Dr. Xiang’s research interests center on understanding the molecular mechanisms that govern the determination and differentiation of the highly specialized sensory neurons. His laboratory employs molecular genetic approaches in animal models to identify and study transcription factors that are required for programming development of the retina, inner ear, and somatosensory ganglia. In addition, they explore the possible linkage of these factors to some hereditary sensorineural diseases including blindness and deafness and develop animal models for these disorders.

Dr. Xiang’s laboratory utilizes two general approaches to understand the biological roles that a transcription factor gene plays during vertebrate neurogenesis. One is a loss-of-function approach involving targeted gene disruption in mouse embryonic stem (ES) cells to produce mice deficient for the gene. The other is a gain-of-function approach involving retrovirus-mediated overexpression of the gene in the chick and mouse embryonic tissues. These complementary approaches have allowed him to achieve a comprehensive understanding of the crucial functions of the Brn3 subfamily of POU domain transcription factors in senserineural development.
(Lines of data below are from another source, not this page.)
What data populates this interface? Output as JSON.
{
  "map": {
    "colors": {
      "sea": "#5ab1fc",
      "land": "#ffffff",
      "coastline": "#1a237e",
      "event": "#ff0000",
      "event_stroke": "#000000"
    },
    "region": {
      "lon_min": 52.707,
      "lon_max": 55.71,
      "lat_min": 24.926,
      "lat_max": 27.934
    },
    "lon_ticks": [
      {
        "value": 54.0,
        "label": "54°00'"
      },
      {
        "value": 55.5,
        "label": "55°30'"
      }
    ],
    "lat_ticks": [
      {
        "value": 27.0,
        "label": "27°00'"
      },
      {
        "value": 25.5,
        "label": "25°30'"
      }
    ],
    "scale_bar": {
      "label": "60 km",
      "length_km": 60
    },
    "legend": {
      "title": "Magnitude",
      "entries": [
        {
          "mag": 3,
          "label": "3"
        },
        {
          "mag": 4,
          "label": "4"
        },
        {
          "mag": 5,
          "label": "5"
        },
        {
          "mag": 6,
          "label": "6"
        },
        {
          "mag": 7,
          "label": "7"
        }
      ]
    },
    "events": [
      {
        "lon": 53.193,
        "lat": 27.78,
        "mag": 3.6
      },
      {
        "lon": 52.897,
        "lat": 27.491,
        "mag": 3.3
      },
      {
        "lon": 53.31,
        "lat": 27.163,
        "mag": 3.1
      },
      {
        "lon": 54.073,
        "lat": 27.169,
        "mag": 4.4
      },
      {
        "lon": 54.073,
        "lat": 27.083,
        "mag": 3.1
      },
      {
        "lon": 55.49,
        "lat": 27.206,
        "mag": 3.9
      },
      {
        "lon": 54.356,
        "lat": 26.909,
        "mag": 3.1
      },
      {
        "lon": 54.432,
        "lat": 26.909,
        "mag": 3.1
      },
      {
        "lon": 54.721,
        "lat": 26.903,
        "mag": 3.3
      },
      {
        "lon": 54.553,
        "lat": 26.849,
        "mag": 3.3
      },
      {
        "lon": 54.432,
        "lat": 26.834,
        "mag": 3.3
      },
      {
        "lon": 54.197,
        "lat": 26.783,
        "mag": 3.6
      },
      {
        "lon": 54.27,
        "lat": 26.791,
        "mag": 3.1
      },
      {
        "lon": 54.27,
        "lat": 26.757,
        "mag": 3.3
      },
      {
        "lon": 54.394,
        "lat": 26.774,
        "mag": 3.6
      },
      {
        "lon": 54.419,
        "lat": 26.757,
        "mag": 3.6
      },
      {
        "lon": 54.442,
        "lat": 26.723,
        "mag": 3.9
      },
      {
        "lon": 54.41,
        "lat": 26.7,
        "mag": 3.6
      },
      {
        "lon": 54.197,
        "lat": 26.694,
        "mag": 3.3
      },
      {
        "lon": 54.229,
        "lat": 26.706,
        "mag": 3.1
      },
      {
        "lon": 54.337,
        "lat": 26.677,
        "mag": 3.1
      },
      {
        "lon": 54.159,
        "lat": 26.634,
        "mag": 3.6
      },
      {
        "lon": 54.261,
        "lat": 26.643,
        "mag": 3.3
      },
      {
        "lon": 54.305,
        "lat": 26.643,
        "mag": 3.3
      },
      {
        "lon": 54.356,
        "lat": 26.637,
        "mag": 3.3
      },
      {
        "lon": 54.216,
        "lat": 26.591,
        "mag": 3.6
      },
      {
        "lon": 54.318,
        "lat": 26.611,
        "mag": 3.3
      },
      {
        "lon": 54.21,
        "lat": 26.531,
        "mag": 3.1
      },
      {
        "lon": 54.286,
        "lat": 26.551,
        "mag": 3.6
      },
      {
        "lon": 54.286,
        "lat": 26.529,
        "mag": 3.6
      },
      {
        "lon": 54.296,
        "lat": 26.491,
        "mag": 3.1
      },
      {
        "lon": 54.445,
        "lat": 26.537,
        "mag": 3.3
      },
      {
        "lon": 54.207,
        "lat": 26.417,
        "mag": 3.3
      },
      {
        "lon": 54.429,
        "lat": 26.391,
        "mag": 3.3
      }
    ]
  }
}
In 2007, Dr. Xiang was awarded $300,000 from the NJCST for “Controlled Differentiation of Inner Retinal Cell Types from Stem Cells”.

Peter Yurchenco, M.D., Ph.D.
UMDNJ-RWJMS, Professor, Dept of Path & Lab Medicine
yurchenc@umdnj.edu

Dr. Yurchenco is head of the Matrix Biology Laboratory. Research in the laboratory focuses on basement membranes, which are evolutionarily ancient cell-associated extracellular matrices (ECMs) required for embryonic development and for normal tissue functions. They are found under epithelial layers, around the endothelium of blood vessels, and surround muscle, peripheral nerve, and fat cells. Mutations affecting the laminin, collagen, and proteoglycan components of these ECMs cause diseases of muscle, kidney, nerve, brain and skin. Long term goals of the laboratory are to understand how different basement membranes assemble and influence cell behavior at the molecular level and how this process regulates embryonic differentiation. Another goal is to understand how basement membrane laminins affect neuromuscular function.

Marco Zarbin, M.D., Ph.D.
UMDNJ-NJMS, Professor & Chair, Dept of Ophthalmology & Visual Science
zarbin@umdnj.edu

Dr. Zarbin and his colleagues are studying the effect of transplanting embryonic and adult stem cells to treat diseases such as retinitis pigmentosa and age-related macular degeneration. They’re investigating whether transplanting these cells may slow the cell degeneration process and/or also create a more viable surface for retinal pigment epithelium migration or transplantation.